Unter verschiedenen schwierigeren Interventionsmitteln erscheint eine erneuerte 
Kartographie zur unmittelbaren Ausnützung geeignet.

Die Herstellung psychogeographischer Karten oder sogar die Anwendung 
verschiedener Fälschungen wie etwa eine - mehr oder weniger begründete oder 
vollkommen willkürliche - Gleichsetzung zweier topographischer Darstellungen 
können dazu beitragen, bestimmte Ortswechsel zu erklären, die den Charakter 
nicht gerade der Unmotiviertheit, aber der vollkommenen Nichtbefolgung der 
gewöhnlichen Anregungen haben.

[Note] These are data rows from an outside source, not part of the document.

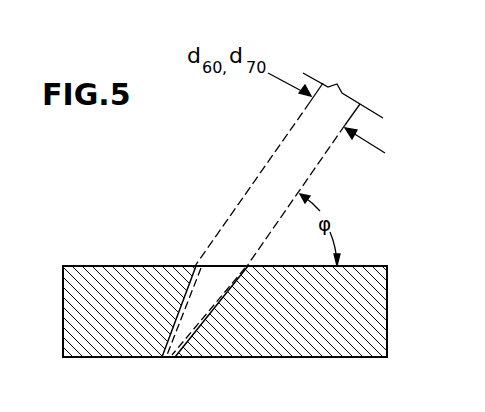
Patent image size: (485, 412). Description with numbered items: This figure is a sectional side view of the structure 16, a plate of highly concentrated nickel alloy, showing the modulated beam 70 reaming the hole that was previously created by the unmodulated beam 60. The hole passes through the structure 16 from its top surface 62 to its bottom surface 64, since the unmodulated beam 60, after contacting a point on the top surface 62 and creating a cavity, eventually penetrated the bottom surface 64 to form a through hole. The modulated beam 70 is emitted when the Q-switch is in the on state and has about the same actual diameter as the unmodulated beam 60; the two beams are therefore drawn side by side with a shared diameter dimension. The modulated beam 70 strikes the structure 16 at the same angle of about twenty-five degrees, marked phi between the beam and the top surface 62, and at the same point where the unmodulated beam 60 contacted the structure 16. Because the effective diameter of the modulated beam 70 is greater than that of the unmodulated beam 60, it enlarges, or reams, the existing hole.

The structure 16 is at (139, 319).
The top surface 62 is at (142, 266).
The bottom surface 64 is at (142, 358).
The unmodulated beam 60 is at (320, 162).
The modulated beam 70 is at (265, 165).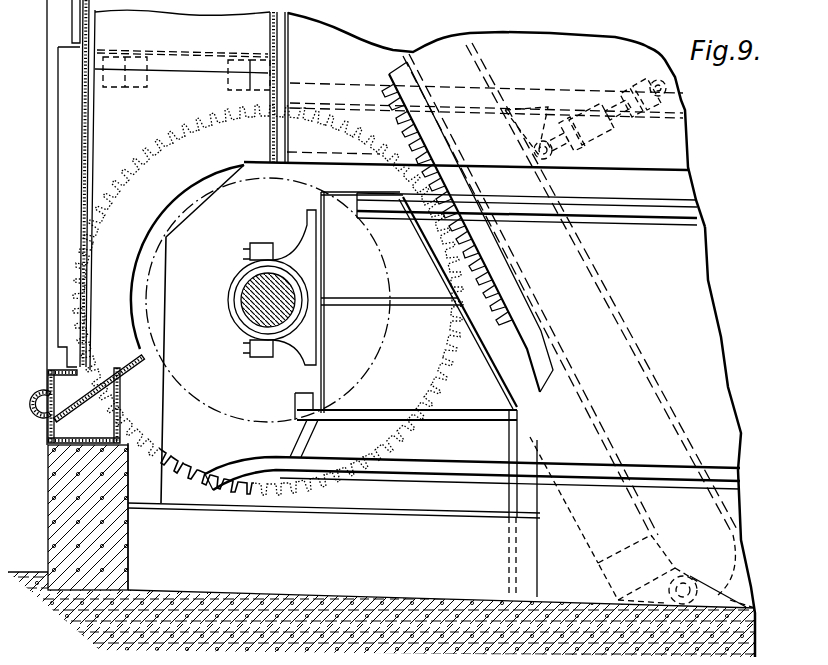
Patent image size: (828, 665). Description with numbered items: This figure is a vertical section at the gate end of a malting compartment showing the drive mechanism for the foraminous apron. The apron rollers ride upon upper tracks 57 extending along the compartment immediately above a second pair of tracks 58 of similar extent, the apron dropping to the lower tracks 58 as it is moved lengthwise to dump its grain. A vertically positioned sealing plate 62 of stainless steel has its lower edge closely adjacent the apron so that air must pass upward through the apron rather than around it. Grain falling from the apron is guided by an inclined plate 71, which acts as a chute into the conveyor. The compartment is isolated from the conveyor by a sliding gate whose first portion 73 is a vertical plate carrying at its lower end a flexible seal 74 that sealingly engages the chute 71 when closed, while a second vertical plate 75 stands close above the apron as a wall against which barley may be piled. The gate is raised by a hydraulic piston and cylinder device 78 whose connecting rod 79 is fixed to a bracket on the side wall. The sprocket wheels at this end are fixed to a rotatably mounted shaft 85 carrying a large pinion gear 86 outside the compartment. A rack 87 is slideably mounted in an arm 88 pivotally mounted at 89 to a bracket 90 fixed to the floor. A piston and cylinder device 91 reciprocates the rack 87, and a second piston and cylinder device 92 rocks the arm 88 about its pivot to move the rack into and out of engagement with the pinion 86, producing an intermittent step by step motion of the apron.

The tracks 57 is at (641, 201).
The second pair of tracks 58 is at (733, 465).
The vertically positioned plate 62 is at (665, 164).
The inclined plate 71 is at (122, 369).
The first portion 73 is at (86, 128).
The flexible seal 74 is at (36, 418).
The vertical plate 75 is at (290, 48).
The hydraulic piston and cylinder device 78 is at (54, 318).
The connecting rod 79 is at (72, 32).
The shaft 85 is at (255, 310).
The pinion gear 86 is at (190, 127).
The rack 87 is at (518, 347).
The arm 88 is at (622, 338).
The pivot 89 is at (688, 578).
The bracket 90 is at (741, 578).
The piston and cylinder device 91 is at (591, 522).
The second piston and cylinder device 92 is at (625, 128).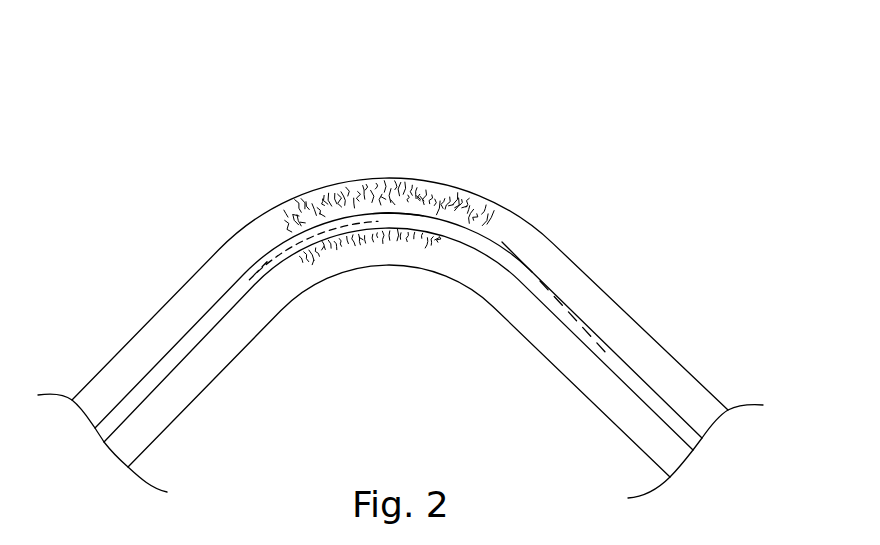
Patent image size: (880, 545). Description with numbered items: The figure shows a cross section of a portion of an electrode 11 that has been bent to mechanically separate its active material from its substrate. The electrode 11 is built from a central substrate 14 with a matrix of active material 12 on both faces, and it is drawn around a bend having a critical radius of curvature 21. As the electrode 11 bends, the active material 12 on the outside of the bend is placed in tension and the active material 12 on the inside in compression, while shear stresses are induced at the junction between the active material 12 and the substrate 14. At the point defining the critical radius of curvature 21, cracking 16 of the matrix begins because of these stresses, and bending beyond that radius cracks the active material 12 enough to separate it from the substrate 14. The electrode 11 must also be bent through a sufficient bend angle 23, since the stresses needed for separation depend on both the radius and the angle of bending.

The electrode 11 is at (620, 192).
The active material 12 is at (668, 377).
The substrate 14 is at (687, 422).
The cracking 16 is at (318, 200).
The critical radius of curvature 21 is at (322, 238).
The bend angle 23 is at (362, 167).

Anregungen dieser Art sind unter dem Begriff des 
Tourismus verzeichnet, als populäre Droge ebenso widerlich wie Sport oder 
Kaufkredit.

Ein Freund erzählte mir kürzlich, er habe anhand eines Londoner Stadtplans, 
dessen Anweisungen er blindlings gefolgt sei, den Harz in Deutschland 
durchquert. Diese Art Spiel ist natürlich nur ein mittelmäßiger Anfang im 
Hinblick auf eine vollständige Konstruktion der Architektur und des Urbanismus, 
einer Konstruktion, die eines Tages allen möglich sein wird. Inzwischen kann man 
zwischen verschiedenen, weniger schwierigen Stadien der teilweisen 
Verwirklichung unterscheiden, angefangen bei der einfachen örtlichen Verlagerung 
der Dekorationselemente, denen wir gewöhnlich an vorbereiteten Stellen begegnen.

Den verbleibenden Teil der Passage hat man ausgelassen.